Pour son retour en Italie, Evenepoel ne tarde pas à susciter l’admiration et à lever certains doutes. Septième du prologue disputé à Turin, il résiste plutôt bien dans le mini Tour de Lombardie de la 4e étape et prend le leadership de l’équipe promis à Joao Almeida qui dévisse ce jour-là. Le numéro 1 attribué au Belge plutôt qu’au Portugais était un signe. Il est de retour et sans doute plus tôt qu’espéré. D’autant qu’à Ascoli Piceno lors de la 6e étape, il fait croire aux commentateurs de Sporza qu’il va se parer du maillot rose en s’emparant de la 4e place. Mais ces derniers oublient un peu vite qu’Attila Valter, qui termine 17 secondes plus tard, est bien mieux placé pour enfiler la précieuse tunique. Le sprint intermédiaire disputé avec panache avec Egan Bernal un peu plus tard est aussi en mesure de relancer l’enthousiasme. Et tant pis, si le Colombien enfilera le maillot rose avant lui en levant les bras au sommet de Campo Felice alors que le Brabançon ne termine que quatrième.

Dans la poussière des routes blanches de Montalcino où son futur équipier chez Quick.Step Mauro Schmid rafle la mise, Remco Evenepoel perd pied malgré l’aide d’un Joao Almeida, jouant les larbins alors que l’on sent qu’il est de retour à son meilleur niveau. La tension augmente dans l’équipe belge d’autant que le natif de Schepdaal se prend 2’30 dans les gencives de la part de Bernal sur les pentes du Monte Zoncolan. Il est aussi devancé par de nombreux autres favoris. Entre Belluno et Cortina d’Ampezzo, dans une étape disputée dans des conditions absolument dantesques, Evenepoel se noie dans les Dolomites en terminant à plus de 24 minutes d’un Egan Bernal volant vers son premier succès dans le Giro. Le lendemain, il est rapidement lâché dans l’étape de Sega di Ala, même s’il parvient finalement à revenir dans le coup dans l’avant dernière montée. La descente qui suivra verra le Belge chuter. Il termine loin, meurtri dans sa chair et jette l’éponge le lendemain.
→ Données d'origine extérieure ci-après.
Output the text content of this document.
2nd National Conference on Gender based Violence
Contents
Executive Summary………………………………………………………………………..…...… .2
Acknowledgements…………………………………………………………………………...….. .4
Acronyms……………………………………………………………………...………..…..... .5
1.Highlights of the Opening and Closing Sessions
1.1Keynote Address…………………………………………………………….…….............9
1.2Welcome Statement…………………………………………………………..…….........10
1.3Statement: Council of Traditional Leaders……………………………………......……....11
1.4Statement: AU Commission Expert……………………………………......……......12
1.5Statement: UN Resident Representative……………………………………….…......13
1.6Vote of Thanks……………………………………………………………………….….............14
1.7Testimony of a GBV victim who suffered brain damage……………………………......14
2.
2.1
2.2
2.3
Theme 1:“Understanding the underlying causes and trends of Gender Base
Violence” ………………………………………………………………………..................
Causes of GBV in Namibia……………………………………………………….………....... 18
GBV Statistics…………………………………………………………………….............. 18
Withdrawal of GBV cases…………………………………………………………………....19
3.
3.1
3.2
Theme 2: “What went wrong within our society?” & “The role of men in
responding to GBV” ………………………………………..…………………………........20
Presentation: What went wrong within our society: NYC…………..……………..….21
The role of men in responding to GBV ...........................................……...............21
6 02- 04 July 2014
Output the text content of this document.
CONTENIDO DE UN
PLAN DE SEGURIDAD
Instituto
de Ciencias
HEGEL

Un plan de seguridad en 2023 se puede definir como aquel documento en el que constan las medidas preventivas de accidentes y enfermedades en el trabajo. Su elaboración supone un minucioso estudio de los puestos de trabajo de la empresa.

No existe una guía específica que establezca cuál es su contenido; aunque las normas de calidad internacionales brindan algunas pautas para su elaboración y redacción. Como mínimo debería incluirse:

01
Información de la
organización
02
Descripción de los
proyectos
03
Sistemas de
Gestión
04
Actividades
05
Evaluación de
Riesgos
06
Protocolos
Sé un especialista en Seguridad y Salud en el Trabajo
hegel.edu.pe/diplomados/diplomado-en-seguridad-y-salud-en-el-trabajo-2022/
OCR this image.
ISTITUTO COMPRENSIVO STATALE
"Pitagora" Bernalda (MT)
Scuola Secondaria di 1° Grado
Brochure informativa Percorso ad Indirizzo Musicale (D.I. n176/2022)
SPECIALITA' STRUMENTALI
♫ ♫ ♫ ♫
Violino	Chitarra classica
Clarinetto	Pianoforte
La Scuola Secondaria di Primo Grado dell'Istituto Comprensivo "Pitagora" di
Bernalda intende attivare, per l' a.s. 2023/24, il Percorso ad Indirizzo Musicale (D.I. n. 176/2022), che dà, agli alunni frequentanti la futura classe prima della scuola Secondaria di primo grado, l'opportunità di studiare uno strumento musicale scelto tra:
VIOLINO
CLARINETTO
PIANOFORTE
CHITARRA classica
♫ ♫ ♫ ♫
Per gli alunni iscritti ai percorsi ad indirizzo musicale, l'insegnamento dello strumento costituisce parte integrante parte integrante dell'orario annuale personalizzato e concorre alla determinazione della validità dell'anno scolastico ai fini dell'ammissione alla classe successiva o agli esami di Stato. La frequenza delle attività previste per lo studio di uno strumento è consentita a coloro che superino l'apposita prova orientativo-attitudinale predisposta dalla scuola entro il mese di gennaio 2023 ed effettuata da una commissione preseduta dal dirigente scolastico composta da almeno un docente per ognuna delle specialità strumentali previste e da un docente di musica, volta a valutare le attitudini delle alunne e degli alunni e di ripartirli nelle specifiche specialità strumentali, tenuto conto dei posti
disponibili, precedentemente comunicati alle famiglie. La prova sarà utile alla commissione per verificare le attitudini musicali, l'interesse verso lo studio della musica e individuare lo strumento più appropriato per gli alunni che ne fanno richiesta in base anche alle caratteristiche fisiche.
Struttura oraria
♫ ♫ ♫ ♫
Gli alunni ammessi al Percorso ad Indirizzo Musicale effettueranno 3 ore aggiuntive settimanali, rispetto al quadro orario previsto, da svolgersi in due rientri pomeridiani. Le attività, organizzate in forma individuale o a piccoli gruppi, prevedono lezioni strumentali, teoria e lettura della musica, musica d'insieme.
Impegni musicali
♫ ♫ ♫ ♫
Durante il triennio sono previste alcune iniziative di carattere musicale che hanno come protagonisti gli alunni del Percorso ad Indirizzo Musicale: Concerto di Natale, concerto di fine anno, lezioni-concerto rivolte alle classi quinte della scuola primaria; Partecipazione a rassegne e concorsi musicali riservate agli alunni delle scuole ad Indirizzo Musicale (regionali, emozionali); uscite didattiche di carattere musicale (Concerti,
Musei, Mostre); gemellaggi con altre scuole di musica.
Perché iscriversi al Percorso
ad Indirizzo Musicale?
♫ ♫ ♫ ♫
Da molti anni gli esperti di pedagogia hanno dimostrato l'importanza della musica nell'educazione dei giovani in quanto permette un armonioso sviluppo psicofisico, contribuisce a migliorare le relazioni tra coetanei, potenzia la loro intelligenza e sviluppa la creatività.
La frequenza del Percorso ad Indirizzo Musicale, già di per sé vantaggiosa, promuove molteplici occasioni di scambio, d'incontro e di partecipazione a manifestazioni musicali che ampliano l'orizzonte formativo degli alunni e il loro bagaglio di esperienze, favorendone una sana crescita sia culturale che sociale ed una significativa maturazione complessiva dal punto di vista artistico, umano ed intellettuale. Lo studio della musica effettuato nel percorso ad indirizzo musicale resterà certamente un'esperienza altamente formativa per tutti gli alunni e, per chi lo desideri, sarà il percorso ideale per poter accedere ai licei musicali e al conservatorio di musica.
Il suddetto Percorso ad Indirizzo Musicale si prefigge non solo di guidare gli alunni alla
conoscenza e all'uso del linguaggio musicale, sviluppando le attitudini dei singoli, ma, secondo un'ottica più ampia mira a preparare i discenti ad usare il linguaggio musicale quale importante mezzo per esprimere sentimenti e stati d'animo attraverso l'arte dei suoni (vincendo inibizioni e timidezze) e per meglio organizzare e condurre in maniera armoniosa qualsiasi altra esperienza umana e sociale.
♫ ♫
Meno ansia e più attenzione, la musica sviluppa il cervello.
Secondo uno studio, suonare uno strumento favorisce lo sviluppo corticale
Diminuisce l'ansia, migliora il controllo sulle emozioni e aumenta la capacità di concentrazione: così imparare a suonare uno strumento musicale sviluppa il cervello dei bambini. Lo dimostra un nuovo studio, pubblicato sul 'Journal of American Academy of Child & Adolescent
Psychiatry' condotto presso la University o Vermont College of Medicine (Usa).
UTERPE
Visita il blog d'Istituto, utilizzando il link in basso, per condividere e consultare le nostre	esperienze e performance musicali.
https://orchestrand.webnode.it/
Au final, ce Giro finit par relancer totalement le clan des sceptiques. Remco peine dans les gros pourcentages, Remco ne sait pas descendre, Remco ne sait pas enchaîner les cols, Remco peine avec l’altitude. Et au final, a-t-on retrouver sa meilleure version quelques mois après sa chute dans la descente de Sormano ? Quick.Step ne lui a sans doute pas rendu service en le relançant si rapidement sur une course aussi exigeante que le Giro.

Les victoires sur le Tour de Belgique, le Tour du Danemark ainsi que ses brillants solos sur la course aux raisins d’Overijse et la Brussels Cycling Classic lui redonnent la confiance nécessaire, même si ses qualités de descendeur n’ont de nouveau pas spécialement rassuré au pays de la petite sirène. Il reste aussi des Jeux Olympiques décevants où il n’a jamais pesé sur la course en ligne et terminé qu’à la 9e place du contre-la-montre.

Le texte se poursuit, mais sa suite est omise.